Zunehmend mehr Menschen leiden unter dieser Tatsache: Etwas geht schief. Und da steht auf einmal das ganze Leben in Frage. Es gibt die breiten Wege, die Wege für die Menschen insgesamt oder den Weg, den eine Gemeinschaft geht. Jeder Mensch hat jedoch auch seinen eigenen Weg zu gehen; und dieser präsentiert sich nicht immer wie eine glatte und ebene Straße. Der Lebensweg nimmt eine Wendung. Plötzlich ohne Arbeit! Eine Krankheit. Der Tod eines sehr nahestehenden Menschen. Wie soll es da weitergehen? Wie kann es überhaupt noch weitergehen? Auch Elias, jenem alttestamentlichen Propheten, ist es auf seinem Weg so ergangen (1 Könige 19). Gerade nach der Stunde des Erfolgs ist es geschehen, nachdem er die „falschen Propheten“ besiegt hatte. Da fürch-tete er die Rache der Königin Isebel und mußte fliehen. Irgendwo in einem Schatten der Wüste blieb er liegen. Seine Kraft war zu Ende. Er wußte keinen Weg mehr. Es heißt in der Schrift, es kam ein Engel und brachte ihm Nahrung. „Steh auf und iß!“ sagte der Engel. Und er aß und trank, aber er legte sich wieder hin. Noch einmal mußte ihn der Engel wecken: „Iß, sonst ist der Weg zu weit für dich.“ Elias ist aufgestanden.Nicht vorschnell liegenzubleiben. Das mutet Gott zu. Dein Weg ist noch nicht zu Ende. Diese Zuversicht braucht oft einen Engel, der sie einem in der Stunde der Entmutigung zuspricht. Menschen könnten füreinander solche Engel sein, indem sie sich nicht damit abfinden, daß einer liegengeblieben ist.Menschen neigen vielleicht heute mehr als früher dazu, in einer Krise oder in einem Scheitern das ganze Leben in Frage gestellt zu sehen.
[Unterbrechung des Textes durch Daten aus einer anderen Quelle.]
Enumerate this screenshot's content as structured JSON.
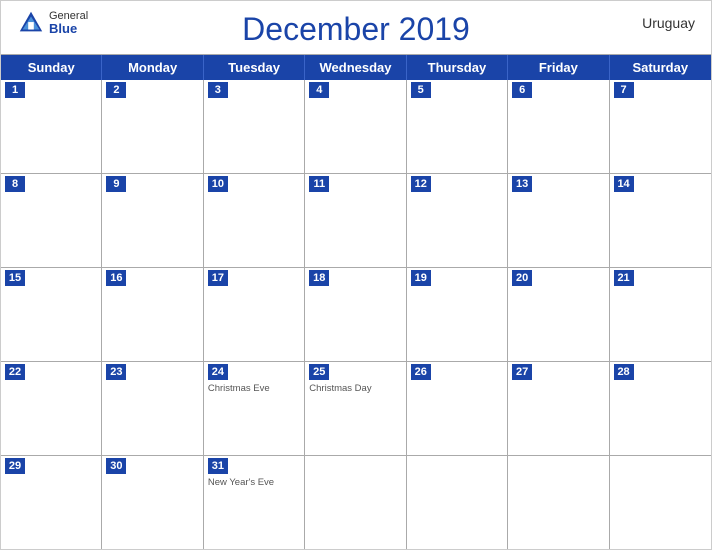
{
  "header": {
    "title": "December 2019",
    "country": "Uruguay",
    "logo": {
      "general": "General",
      "blue": "Blue"
    }
  },
  "dayHeaders": [
    "Sunday",
    "Monday",
    "Tuesday",
    "Wednesday",
    "Thursday",
    "Friday",
    "Saturday"
  ],
  "weeks": [
    [
      {
        "num": "1",
        "events": []
      },
      {
        "num": "2",
        "events": []
      },
      {
        "num": "3",
        "events": []
      },
      {
        "num": "4",
        "events": []
      },
      {
        "num": "5",
        "events": []
      },
      {
        "num": "6",
        "events": []
      },
      {
        "num": "7",
        "events": []
      }
    ],
    [
      {
        "num": "8",
        "events": []
      },
      {
        "num": "9",
        "events": []
      },
      {
        "num": "10",
        "events": []
      },
      {
        "num": "11",
        "events": []
      },
      {
        "num": "12",
        "events": []
      },
      {
        "num": "13",
        "events": []
      },
      {
        "num": "14",
        "events": []
      }
    ],
    [
      {
        "num": "15",
        "events": []
      },
      {
        "num": "16",
        "events": []
      },
      {
        "num": "17",
        "events": []
      },
      {
        "num": "18",
        "events": []
      },
      {
        "num": "19",
        "events": []
      },
      {
        "num": "20",
        "events": []
      },
      {
        "num": "21",
        "events": []
      }
    ],
    [
      {
        "num": "22",
        "events": []
      },
      {
        "num": "23",
        "events": []
      },
      {
        "num": "24",
        "events": [
          "Christmas Eve"
        ]
      },
      {
        "num": "25",
        "events": [
          "Christmas Day"
        ]
      },
      {
        "num": "26",
        "events": []
      },
      {
        "num": "27",
        "events": []
      },
      {
        "num": "28",
        "events": []
      }
    ],
    [
      {
        "num": "29",
        "events": []
      },
      {
        "num": "30",
        "events": []
      },
      {
        "num": "31",
        "events": [
          "New Year's Eve"
        ]
      },
      {
        "num": "",
        "events": []
      },
      {
        "num": "",
        "events": []
      },
      {
        "num": "",
        "events": []
      },
      {
        "num": "",
        "events": []
      }
    ]
  ]
}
Es ist nicht leicht, im Moment des Schmerzes zu sehen, daß dieser Schmerz, im späteren Blick zurück, einmal Teil einer Lebensstrecke sein kann, nicht ihr Ende. Finde den Weg, das ist eine Ermutigung, nicht liegenzubleiben. Aufzustehen, auch wenn es schwerfällt. Vielleicht ist ein Licht am Ende des Tunnels. Man wird es entdecken, wenn man ein paar Schritte im Dunkeln gegangen ist.